HOW HORSE-SHOE AND ANDREW CAPTURED FIVE MEN. (From Horse-Shoe Robinson, a Tale of the Tory Ascendancy in S. C.*)
[Mistress Ramsay speaking to Horse-Shoe Robinson:]
"Who should come in this morning, just after my husband had cleverly got away on his horse, but a young cocka-whoop ensign, that belongs to Ninety-Six, and four great Scotchmen with him, all in red coats; they had been out thieving, I warrant, and were now going home again. And who but they! Here they were, swaggering all about my house and calling for this-and calling for that-as if they owned the fee-simple of every thing on the plantation. And it made my blood rise, Mr. Horse Shoe, to see them run out in the yard, and catch up my chickens and ducks, and kill as many as they could string about them—and I not daring to say a word though I did give them a piece of my mind, too." "Who is at home with you?" inquired the sergeant eagerly.
"Nobody but my youngest boy, Andrew," answered the dame. "And then, the filthy, toping rioters-" she continued, exalting her voice.
"What arms have you in the house?" asked Robinson, without heeding the dame's rising anger.
"We have a rifle, and a horseman's pistol that belongs to John. They must call for drink, too, and turn my house, of a Sunday morning, into a tavern."

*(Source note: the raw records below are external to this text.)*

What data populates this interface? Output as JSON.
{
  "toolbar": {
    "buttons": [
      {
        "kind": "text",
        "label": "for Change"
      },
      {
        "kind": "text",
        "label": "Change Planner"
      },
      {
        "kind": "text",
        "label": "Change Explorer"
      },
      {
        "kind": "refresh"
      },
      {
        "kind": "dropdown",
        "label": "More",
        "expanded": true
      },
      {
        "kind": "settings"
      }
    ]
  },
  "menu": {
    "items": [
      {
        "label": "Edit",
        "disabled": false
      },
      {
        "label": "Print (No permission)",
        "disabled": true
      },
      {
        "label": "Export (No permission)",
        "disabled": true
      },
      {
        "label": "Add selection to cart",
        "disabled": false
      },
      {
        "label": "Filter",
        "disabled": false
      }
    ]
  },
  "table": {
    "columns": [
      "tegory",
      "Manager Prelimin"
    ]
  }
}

*By permission of G. P. Putnam's Sons, N. Y.
"They took the route towards Ninety-Six, you said, Mistress Ramsay?"
"Yes, they went straight forward upon the road. But, look you, Mr. Horse-Shoe, you're not thinking of going after them?"
“Isn't there an old field, about a mile from this, on that road?" inquired the sergeant, still intent upon his own thoughts.
"There is,” replied the dame; "with the old school-house upon it."
"A lop-sided, rickety log-cabin in the middle of the field. Am I right, good woman?
"And nobody lives in it? It has no door to it?"
"I know the place very well," said the sergeant, very thoughtfully; "there is woods just on this side of it."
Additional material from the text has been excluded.